NAME
Text::KyTea - Perl wrapper for KyTea
SYNOPSIS
use Text::KyTea;
use utf8;
my $kytea = Text::KyTea->new(%config);
my $results = $kytea->parse($text);
for my $result (@{$results})
{
print $result->{surface};
for my $tags (@{$result->{tags}})
{
print "\t";
for my $tag (@{$tags})
{
print " ", $tag->{feature}, "/", $tag->{score};
}
}
print "\n";
}
DESCRIPTION
KyTea is a general toolkit developed for analyzing text, with a focus on
Japanese, Chinese and other languages requiring word or morpheme
segmentation.
This module works under KyTea Ver.0.3.2 and later. Under old versions of
KyTea, this might not work.
If you've changed default install directory of KyTea, please install
Text::KyTea with interactive mode (e.g., cpanm --interactive or cpanm
-v).
For more information about KyTea, please see the "SEE ALSO" section.
METHODS
new(%config)
Creates a new Text::KyTea instance.
my $kytea = Text::KyTea->new(
model => 'model.bin', # default is '/usr/local/share/kytea/model.bin'
h2z => 0, # default is 1 (enable)
notag => [1,2], # default is []
nounk => 0, # default is 0 (estimates the pronunciation of unkown words)

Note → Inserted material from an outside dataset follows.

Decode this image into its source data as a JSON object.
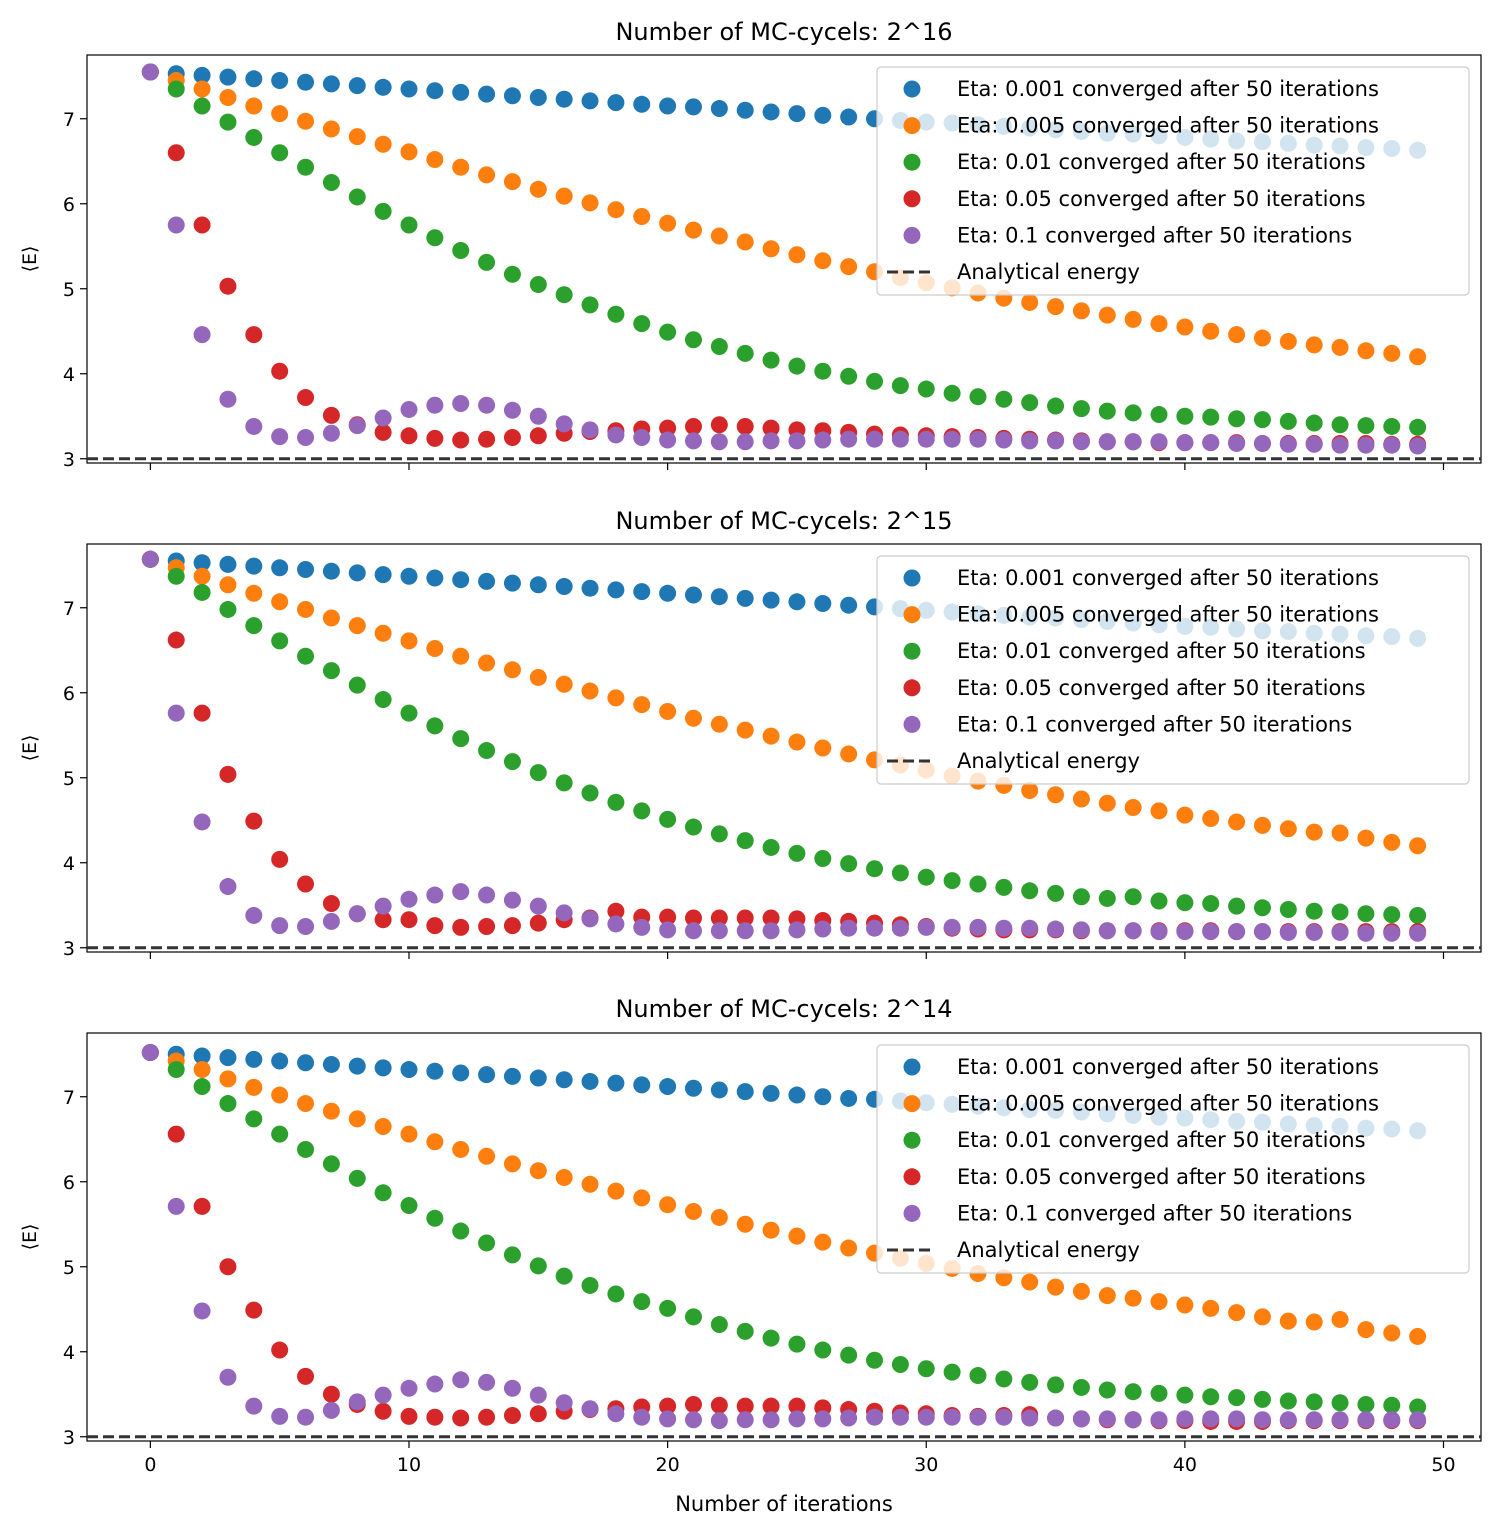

unkbeam => 50, # default is 50
tagmax => 3, # default is 3
deftag => 'UNK', # default is 'UNK'
unktag => '', # default is ''
);
new(h2z => 1)
Converts $text from hankaku to zenkaku before parsing $text. This
option improves the parsing accuracy in most of model files.
read_model($path)
Reads the given model file. The model file should be read by
new(model => $path) method.
Model files are available at
http://www.phontron.com/kytea/model.html
parse($text)
Parses the given text via KyTea, and returns results of analysis.
The results are returned as an array reference.
AUTHOR
pawa <pawapawa@cpan.org>
SEE ALSO
http://www.phontron.com/kytea/
LICENSE
Copyright (C) 2012 pawa All rights reserved.
This library is free software; you can redistribute it and/or modify it
under the same terms as Perl itself.